The resolution should call for specific criteria to be considered in a transfer decision; recommend the transfer of fewer children to adult court; and call for an end to the transfer of children charged with nonviolent offenses, those without any criminal history, or those whose competency is questioned. The Council should require the district attorney’s office to report detailed information about transfer decisions and be prepared to account for its decision-making process.
Create a committee to ensure sound transfer decisions
The Council can help ensure that the district attorney’s office has as much information as possible to make sound transfer decisions. The Council should fill the gap in state law that does not require a formal hearing by funding the creation of a Juvenile Transfer Committee to promote cooperation between the district attorney’s office, child welfare advocates, and representatives of the juvenile and criminal justice systems. Committee members will convene privately, under an agreement of confidentiality, to provide the district attorney’s office with critical expertise and information about the children who may be transferred to adult court.
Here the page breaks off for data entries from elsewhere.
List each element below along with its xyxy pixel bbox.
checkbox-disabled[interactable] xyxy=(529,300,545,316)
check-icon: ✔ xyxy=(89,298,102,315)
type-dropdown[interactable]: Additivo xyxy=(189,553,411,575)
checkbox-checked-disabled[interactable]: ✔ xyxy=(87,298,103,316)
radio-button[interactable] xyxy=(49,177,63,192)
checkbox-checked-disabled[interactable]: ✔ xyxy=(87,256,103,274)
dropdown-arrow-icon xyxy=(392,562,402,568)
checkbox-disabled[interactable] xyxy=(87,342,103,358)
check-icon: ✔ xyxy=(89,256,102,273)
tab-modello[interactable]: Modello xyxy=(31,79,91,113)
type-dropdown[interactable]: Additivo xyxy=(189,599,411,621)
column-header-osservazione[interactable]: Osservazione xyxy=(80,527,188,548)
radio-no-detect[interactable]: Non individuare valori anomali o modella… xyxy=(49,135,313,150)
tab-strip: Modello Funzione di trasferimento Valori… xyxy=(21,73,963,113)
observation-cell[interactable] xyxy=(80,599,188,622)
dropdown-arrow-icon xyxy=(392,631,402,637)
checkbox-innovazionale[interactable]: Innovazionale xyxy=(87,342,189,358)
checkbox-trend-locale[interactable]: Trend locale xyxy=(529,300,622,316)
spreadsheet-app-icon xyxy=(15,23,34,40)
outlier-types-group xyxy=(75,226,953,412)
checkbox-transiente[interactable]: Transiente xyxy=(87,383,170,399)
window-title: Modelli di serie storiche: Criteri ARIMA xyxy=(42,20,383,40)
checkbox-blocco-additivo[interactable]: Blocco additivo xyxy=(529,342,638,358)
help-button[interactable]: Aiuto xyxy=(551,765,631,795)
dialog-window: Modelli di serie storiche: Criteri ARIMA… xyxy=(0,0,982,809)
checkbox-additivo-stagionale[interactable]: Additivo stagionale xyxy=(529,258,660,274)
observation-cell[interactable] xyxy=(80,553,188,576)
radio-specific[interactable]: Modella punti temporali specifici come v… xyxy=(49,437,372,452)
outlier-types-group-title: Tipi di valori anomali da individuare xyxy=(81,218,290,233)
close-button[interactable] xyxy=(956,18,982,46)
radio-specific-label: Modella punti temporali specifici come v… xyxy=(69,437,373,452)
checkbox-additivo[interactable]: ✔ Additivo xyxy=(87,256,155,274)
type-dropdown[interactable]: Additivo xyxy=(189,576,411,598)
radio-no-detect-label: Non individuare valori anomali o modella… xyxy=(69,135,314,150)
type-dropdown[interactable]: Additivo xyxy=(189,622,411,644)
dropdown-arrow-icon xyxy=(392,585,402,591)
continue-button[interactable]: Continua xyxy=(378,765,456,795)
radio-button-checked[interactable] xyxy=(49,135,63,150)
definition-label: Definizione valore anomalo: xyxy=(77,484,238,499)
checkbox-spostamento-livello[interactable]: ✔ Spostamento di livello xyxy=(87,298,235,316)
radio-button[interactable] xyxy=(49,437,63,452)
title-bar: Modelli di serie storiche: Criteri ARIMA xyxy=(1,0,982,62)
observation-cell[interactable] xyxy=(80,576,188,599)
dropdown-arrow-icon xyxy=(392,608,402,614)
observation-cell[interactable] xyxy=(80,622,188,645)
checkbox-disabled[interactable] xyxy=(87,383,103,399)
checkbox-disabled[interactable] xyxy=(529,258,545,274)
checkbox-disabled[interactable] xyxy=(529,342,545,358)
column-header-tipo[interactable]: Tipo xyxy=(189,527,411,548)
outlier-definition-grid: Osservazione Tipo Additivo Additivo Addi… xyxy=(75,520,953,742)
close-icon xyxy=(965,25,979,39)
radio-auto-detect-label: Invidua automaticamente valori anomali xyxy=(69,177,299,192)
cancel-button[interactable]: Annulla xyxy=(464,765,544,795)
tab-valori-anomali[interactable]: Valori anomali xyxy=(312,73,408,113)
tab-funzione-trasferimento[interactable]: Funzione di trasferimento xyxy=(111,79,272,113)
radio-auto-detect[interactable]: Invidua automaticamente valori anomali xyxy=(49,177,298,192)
Recommended committee members include an assistant district attorney, a current or former juvenile judge who will not otherwise review the child’s case, a current or former adult court judge who will not otherwise review the child’s case, a board-certified child psychologist, an expert on juvenile risk and recidivism, a juvenile mitigation specialist, and the defense attorney representing the child in question. The defense attorney should be relied upon, with the client’s permission, to present information relevant for evaluation by the task force.
As each transfer arises, committee members should review materials about each child and make recommendations to the district attorney about that child’s case. The committee should be required to report its activities to the Council annually while keeping identifying information about the children confidential.
For Defense Attorneys:
Gather records and other information early
Defense attorneys and their client advocates are well positioned to help the district attorney make the decision to keep a child in juvenile court. They should make their best effort to collect medical and school records and gather any relevant personal information from clients as soon as possible after arrest. This practice will help ensure that defense attorneys are armed with valuable information when negotiating for their clients to stay in juvenile court.
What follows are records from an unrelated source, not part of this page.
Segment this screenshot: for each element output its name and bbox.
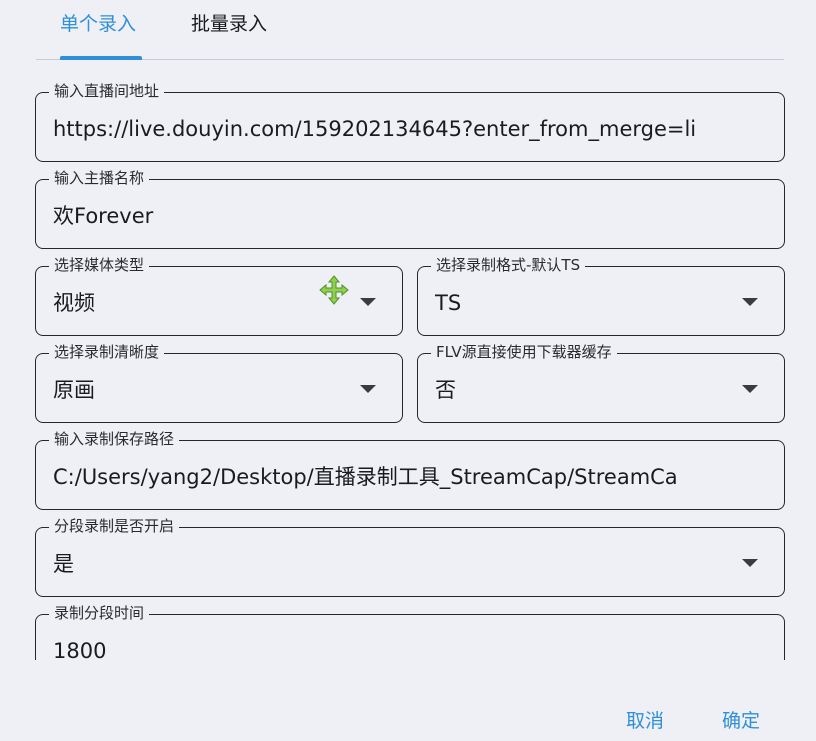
quality-label: 选择录制清晰度 xyxy=(49,342,165,362)
record-format-select[interactable]: 选择录制格式-默认TS TS xyxy=(417,255,785,336)
segment-time-field[interactable]: 录制分段时间 1800 xyxy=(35,603,785,660)
streamer-name-label: 输入主播名称 xyxy=(49,168,150,188)
record-format-value: TS xyxy=(435,291,462,315)
segment-time-label: 录制分段时间 xyxy=(49,603,150,623)
save-path-label: 输入录制保存路径 xyxy=(49,429,180,449)
flv-cache-label: FLV源直接使用下载器缓存 xyxy=(431,342,617,362)
quality-select[interactable]: 选择录制清晰度 原画 xyxy=(35,342,403,423)
chevron-down-icon[interactable] xyxy=(742,559,758,567)
segment-enabled-label: 分段录制是否开启 xyxy=(49,516,180,536)
tab-single-entry[interactable]: 单个录入 xyxy=(60,10,136,38)
media-type-label: 选择媒体类型 xyxy=(49,255,150,275)
streamer-name-input[interactable]: 欢Forever xyxy=(53,201,768,231)
record-format-label: 选择录制格式-默认TS xyxy=(431,255,586,275)
chevron-down-icon[interactable] xyxy=(742,298,758,306)
chevron-down-icon[interactable] xyxy=(742,385,758,393)
media-type-select[interactable]: 选择媒体类型 视频 xyxy=(35,255,403,336)
tab-batch-entry[interactable]: 批量录入 xyxy=(191,10,267,38)
live-url-label: 输入直播间地址 xyxy=(49,81,165,101)
segment-time-input[interactable]: 1800 xyxy=(53,636,768,660)
dialog-actions: 取消 确定 xyxy=(0,706,816,736)
segment-enabled-value: 是 xyxy=(53,552,74,576)
save-path-field[interactable]: 输入录制保存路径 C:/Users/yang2/Desktop/直播录制工具_S… xyxy=(35,429,785,510)
form-scroll-area[interactable]: 输入直播间地址 https://live.douyin.com/15920213… xyxy=(0,76,816,660)
chevron-down-icon[interactable] xyxy=(360,298,376,306)
live-url-field[interactable]: 输入直播间地址 https://live.douyin.com/15920213… xyxy=(35,81,785,162)
active-tab-indicator xyxy=(60,56,142,60)
streamer-name-field[interactable]: 输入主播名称 欢Forever xyxy=(35,168,785,249)
chevron-down-icon[interactable] xyxy=(360,385,376,393)
save-path-input[interactable]: C:/Users/yang2/Desktop/直播录制工具_StreamCap/… xyxy=(53,462,768,492)
tabs-divider xyxy=(36,59,784,60)
flv-cache-select[interactable]: FLV源直接使用下载器缓存 否 xyxy=(417,342,785,423)
confirm-button[interactable]: 确定 xyxy=(722,706,760,736)
move-cursor-icon xyxy=(319,275,349,305)
segment-enabled-select[interactable]: 分段录制是否开启 是 xyxy=(35,516,785,597)
tab-bar: 单个录入 批量录入 xyxy=(36,0,784,61)
cancel-button[interactable]: 取消 xyxy=(626,706,664,736)
flv-cache-value: 否 xyxy=(435,378,456,402)
live-url-input[interactable]: https://live.douyin.com/159202134645?ent… xyxy=(53,114,768,144)
quality-value: 原画 xyxy=(53,378,95,402)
For Families of Children Facing Transfer:
Assist the defense team with putting together a full picture of the child
The defense attorney is likely to be the person communicating directly with the screening district attorney about the child. But family members of the arrested child can also play an important role in whether their loved one is transferred to adult court. Families can assist defense attorneys in gathering records and can also offer to the attorney valuable personal information about the child that might affect the decision to transfer.
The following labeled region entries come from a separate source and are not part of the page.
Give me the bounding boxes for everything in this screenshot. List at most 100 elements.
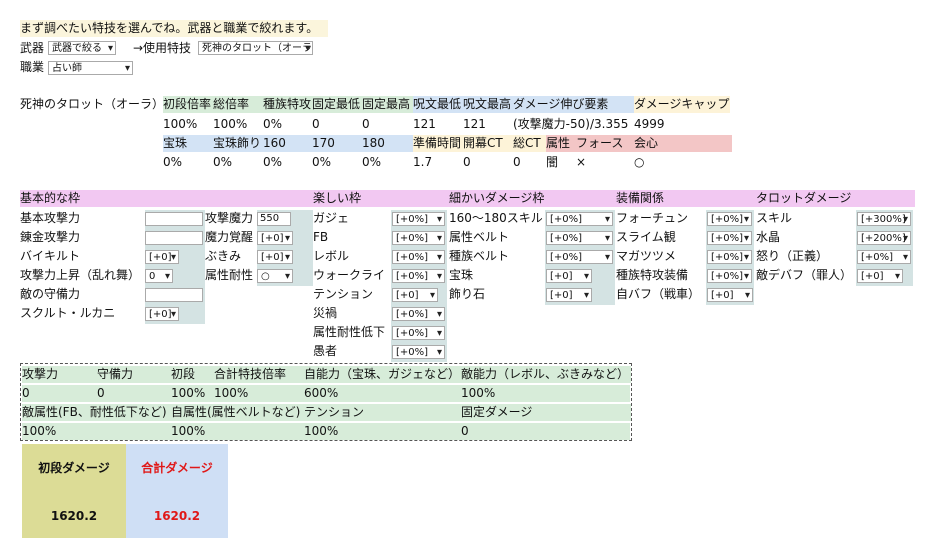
skill-header-cell: 呪文最高 <box>463 96 513 113</box>
fun-row-label: FB <box>313 230 329 244</box>
summary-value-cell: 0 <box>22 386 30 400</box>
basic-row-label: 錬金攻撃力 <box>20 230 81 244</box>
detail-row-select[interactable]: [+0%] <box>546 250 613 264</box>
detail-row-select[interactable]: [+0%] <box>546 212 613 226</box>
fun-row-select[interactable]: [+0%] <box>392 269 445 283</box>
section-header-equip: 装備関係 <box>616 190 756 207</box>
skill-header-cell: ダメージキャップ <box>634 96 730 113</box>
fun-row-select[interactable]: [+0%] <box>392 345 445 359</box>
weapon-label: 武器 <box>20 41 45 55</box>
skill-value-cell: 0 <box>362 117 370 131</box>
basic-row-input[interactable]: [+0] <box>145 250 179 264</box>
fun-row-select[interactable]: [+0%] <box>392 250 445 264</box>
summary-header-cell: 自能力（宝珠、ガジェなど） <box>304 366 461 383</box>
summary-header-cell: 固定ダメージ <box>461 404 631 421</box>
detail-row-label: 飾り石 <box>449 287 486 301</box>
skill-value-cell: 1.7 <box>413 155 433 169</box>
fun-row-select[interactable]: [+0%] <box>392 212 445 226</box>
basic-row2-label: 属性耐性 <box>205 268 254 282</box>
equip-row-label: マガツツメ <box>616 249 677 263</box>
tarot-row-select[interactable]: [+200%] <box>857 231 911 245</box>
basic-row2-input[interactable]: [+0] <box>257 231 293 245</box>
first-damage-label: 初段ダメージ <box>38 461 110 475</box>
tarot-row-label: スキル <box>756 211 793 225</box>
basic-row-input[interactable] <box>145 288 203 302</box>
summary-value-cell: 600% <box>304 386 339 400</box>
skill-header-cell: 準備時間 <box>413 135 463 152</box>
equip-row-select[interactable]: [+0] <box>707 288 753 302</box>
skill-name: 死神のタロット（オーラ） <box>20 97 165 111</box>
skill-header-cell: 初段倍率 <box>163 96 213 113</box>
basic-row2-label: ぶきみ <box>205 249 242 263</box>
summary-header-cell: 自属性(属性ベルトなど) <box>171 404 304 421</box>
detail-row-select[interactable]: [+0] <box>546 269 592 283</box>
skill-header-cell: 170 <box>312 135 362 152</box>
tarot-row-select[interactable]: [+300%] <box>857 212 911 226</box>
equip-row-select[interactable]: [+0%] <box>707 269 752 283</box>
equip-row-select[interactable]: [+0%] <box>707 250 752 264</box>
fun-row-select[interactable]: [+0] <box>392 288 438 302</box>
summary-value-cell: 100% <box>461 386 496 400</box>
skill-header-cell: 総CT <box>513 135 546 152</box>
skill-value-cell: 0 <box>463 155 471 169</box>
skill-value-cell: 0 <box>312 117 320 131</box>
detail-row-label: 属性ベルト <box>449 230 510 244</box>
equip-row-select[interactable]: [+0%] <box>707 212 752 226</box>
basic-row2-input[interactable]: [+0] <box>257 250 293 264</box>
summary-value-cell: 0 <box>97 386 105 400</box>
skill-value-cell: 0% <box>263 155 283 169</box>
skill-header-cell: 160 <box>263 135 312 152</box>
fun-row-select[interactable]: [+0%] <box>392 326 445 340</box>
skill-header-cell: 属性 <box>546 135 576 152</box>
tarot-row-label: 敵デバフ（罪人） <box>756 268 853 282</box>
equip-row-select[interactable]: [+0%] <box>707 231 752 245</box>
tarot-row-select[interactable]: [+0%] <box>857 250 911 264</box>
weapon-select[interactable]: 武器で絞る <box>48 41 116 55</box>
detail-row-select[interactable]: [+0] <box>546 288 592 302</box>
skill-arrow-label: →使用特技 <box>133 41 192 55</box>
skill-header-cell: フォース <box>576 135 634 152</box>
skill-value-cell: 100% <box>163 117 198 131</box>
tarot-row-label: 怒り（正義） <box>756 249 829 263</box>
summary-header-cell: 合計特技倍率 <box>214 366 304 383</box>
equip-row-label: 種族特攻装備 <box>616 268 689 282</box>
total-damage-label: 合計ダメージ <box>141 461 213 475</box>
basic-row-input[interactable] <box>145 231 203 245</box>
summary-header-cell: 守備力 <box>97 366 171 383</box>
detail-row-label: 宝珠 <box>449 268 474 282</box>
summary-value-cell: 100% <box>214 386 249 400</box>
basic-row-input[interactable] <box>145 212 203 226</box>
detail-row-label: 種族ベルト <box>449 249 510 263</box>
basic-row-input[interactable]: 0 <box>145 269 173 283</box>
equip-row-label: フォーチュン <box>616 211 689 225</box>
skill-select[interactable]: 死神のタロット（オーラ） <box>198 41 313 55</box>
skill-header-cell: 固定最高 <box>362 96 413 113</box>
basic-row-label: 基本攻撃力 <box>20 211 81 225</box>
fun-row-label: ガジェ <box>313 211 350 225</box>
skill-value-cell: 0% <box>163 155 183 169</box>
job-select[interactable]: 占い師 <box>48 61 133 75</box>
fun-row-label: レボル <box>313 249 350 263</box>
basic-row2-input[interactable]: ○ <box>257 269 293 283</box>
job-label: 職業 <box>20 60 45 74</box>
basic-row2-input[interactable]: 550 <box>257 212 291 226</box>
intro-text: まず調べたい特技を選んでね。武器と職業で絞れます。 <box>20 20 328 37</box>
skill-value-cell: 121 <box>463 117 486 131</box>
skill-header-cell: 180 <box>362 135 413 152</box>
skill-header-cell: 宝珠 <box>163 135 213 152</box>
fun-row-select[interactable]: [+0%] <box>392 307 445 321</box>
skill-header-cell: 種族特攻 <box>263 96 312 113</box>
fun-row-select[interactable]: [+0%] <box>392 231 445 245</box>
equip-row-label: スライム観 <box>616 230 676 244</box>
summary-header-cell: 初段 <box>171 366 214 383</box>
basic-row-label: バイキルト <box>20 249 81 263</box>
skill-value-cell: 121 <box>413 117 436 131</box>
detail-row-label: 160～180スキル <box>449 211 543 225</box>
tarot-row-select[interactable]: [+0] <box>857 269 903 283</box>
basic-row-input[interactable]: [+0] <box>145 307 179 321</box>
fun-row-label: 愚者 <box>313 344 338 358</box>
skill-header-cell: 開幕CT <box>463 135 513 152</box>
summary-value-cell: 100% <box>171 386 206 400</box>
summary-value-cell: 100% <box>22 424 57 438</box>
detail-row-select[interactable]: [+0%] <box>546 231 613 245</box>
Family members can also collect letters of support for the child from teachers, pastors, and community members who can attest to his or her character. Family members are in the best position to put together a full picture of the child, which can help the prosecutor see more than the crime of which the child is accused.
Make your voice heard
Our policymakers are concerned about the issue of juvenile transfer in New Orleans. It is important that the City Council hear directly from families affected by the process. If your family member has been arrested for a transfer-eligible offense, and you want your councilmember to know about that experience, you should contact his or her office directly. If your family member’s case is still moving through the court system you should always consult his or her attorney before speaking to outside parties about the case.